Intel, Qualcomm, Broadcom, and Xilinx All Move to Cut Off Huawei
Google has announced it will cut off Huawei’s access to the Google Play Store and to the core components of the Android ecosystem that are actually built by Google rather than being distributed under the AOSP (Android Open Source Project). My colleague, Ryan Whitwam, has more on these developments.
But these aren’t the only companies moving to cut Huawei off. Intel, Qualcomm, Broadcom, and Xilinx have also announced they are suspending sales of products to Huawei as well. This seems largely equivalent to the ZTE ban that was levied (and then withdrawn) at roughly this same time last year, but Huawei is a much larger company than ZTE, with a significant share in many markets. Its US market share is small, but outside the US, Huawei is a major player.
Huawei “is heavily dependent on U.S. semiconductor products and would be seriously crippled without supply of key U.S. components,” Ryan Koontz, an analyst with Rosenblatt Securities Inc, told Bloomberg. The U.S. ban “may cause China to delay its 5G network build until the ban is lifted, having an impact on many global component suppliers.”

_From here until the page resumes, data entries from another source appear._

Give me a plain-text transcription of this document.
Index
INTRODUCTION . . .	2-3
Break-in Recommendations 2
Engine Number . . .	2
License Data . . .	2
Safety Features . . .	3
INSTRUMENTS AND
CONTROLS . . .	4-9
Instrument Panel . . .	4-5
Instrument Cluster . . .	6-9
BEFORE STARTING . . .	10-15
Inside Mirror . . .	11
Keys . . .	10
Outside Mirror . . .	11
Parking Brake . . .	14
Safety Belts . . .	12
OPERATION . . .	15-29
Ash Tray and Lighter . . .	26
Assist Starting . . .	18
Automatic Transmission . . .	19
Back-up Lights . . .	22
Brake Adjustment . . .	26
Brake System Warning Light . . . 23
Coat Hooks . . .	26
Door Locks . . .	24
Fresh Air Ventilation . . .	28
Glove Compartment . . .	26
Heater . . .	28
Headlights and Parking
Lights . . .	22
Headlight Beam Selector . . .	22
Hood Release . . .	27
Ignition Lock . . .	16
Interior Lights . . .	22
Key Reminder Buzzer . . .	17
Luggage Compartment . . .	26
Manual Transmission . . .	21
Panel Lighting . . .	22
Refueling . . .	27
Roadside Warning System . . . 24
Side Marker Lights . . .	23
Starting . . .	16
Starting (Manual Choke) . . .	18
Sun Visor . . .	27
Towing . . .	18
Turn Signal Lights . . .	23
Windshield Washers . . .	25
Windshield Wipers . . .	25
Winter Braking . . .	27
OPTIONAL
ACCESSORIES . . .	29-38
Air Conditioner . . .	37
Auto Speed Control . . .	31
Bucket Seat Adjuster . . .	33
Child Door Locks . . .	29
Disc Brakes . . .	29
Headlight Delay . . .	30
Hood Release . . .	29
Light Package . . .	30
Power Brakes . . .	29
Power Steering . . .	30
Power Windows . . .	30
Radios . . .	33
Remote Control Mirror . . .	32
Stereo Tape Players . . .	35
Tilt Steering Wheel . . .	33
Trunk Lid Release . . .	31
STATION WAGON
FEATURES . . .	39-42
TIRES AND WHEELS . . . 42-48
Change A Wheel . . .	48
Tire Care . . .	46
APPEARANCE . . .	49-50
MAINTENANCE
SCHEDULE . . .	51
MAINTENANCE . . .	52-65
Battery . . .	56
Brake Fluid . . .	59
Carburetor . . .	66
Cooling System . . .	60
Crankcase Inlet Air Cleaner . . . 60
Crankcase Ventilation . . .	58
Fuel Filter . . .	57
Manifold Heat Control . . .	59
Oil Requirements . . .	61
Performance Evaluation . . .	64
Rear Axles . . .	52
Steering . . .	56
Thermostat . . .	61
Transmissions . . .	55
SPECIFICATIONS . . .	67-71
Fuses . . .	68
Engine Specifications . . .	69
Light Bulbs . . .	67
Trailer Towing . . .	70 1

Huawei is said to have prepared for this by stockpiling chips for several months, a process it began since at least the middle of 2018. One wonders if this might have something to do with the surge in data center sales that appeared in the back half of 2018 — between stockpiles and tariff fears, some of the sales into that space may have represented companies making certain they’d have stock on-hand, even if an agreement fell through between the US and China in their ongoing trade war.
Now, how much will this harm Huawei? It’s market-dependent and hard to say. Unlike smaller ZTE, Huawei has its own silicon division, for example. But its inability to do business with US suppliers will significantly weigh on the company going forward, particularly companies like Intel (and presumably AMD as well). All of the major CPU vendors are US companies, and there’s no way Huawei can build itself a server-class ARM CPU to replace them in the immediate future (not to mention the difficulty of constructing an equivalent software stack).
How things play out now will likely depend on how the larger US – China trade deal progresses. Putting additional pressure on Huawei is almost definitely part of the Trump Administration’s efforts to secure a better trade deal for the United States. But the impact of these embargoes will be to substantially limit Huawei’s ability to launch into new product markets, like laptops, Supply chains could be snarled as companies move to different partners or seek different customers for their goods. Unlike ZTE, this issue isn’t going to instantly cause the company to close, but some of Huawei’s business units are going to be impacted here. We’ve covered the development of China’s homegrown IC and CPU markets, at least on occasion, and the country remains well behind Intel and AMD when it comes to fielding top-end architectures. The Loongson family of CPUs, based on MIPS64, is not yet a fungible replacement for x86 or ARM chips provided by other companies.
Huawei is still moving ahead with existing launch schedules, but it won’t surprise us if this changes in the not-too-distant future, assuming these issues can’t be addressed. It may not go out of business, but rocky times are definitely ahead.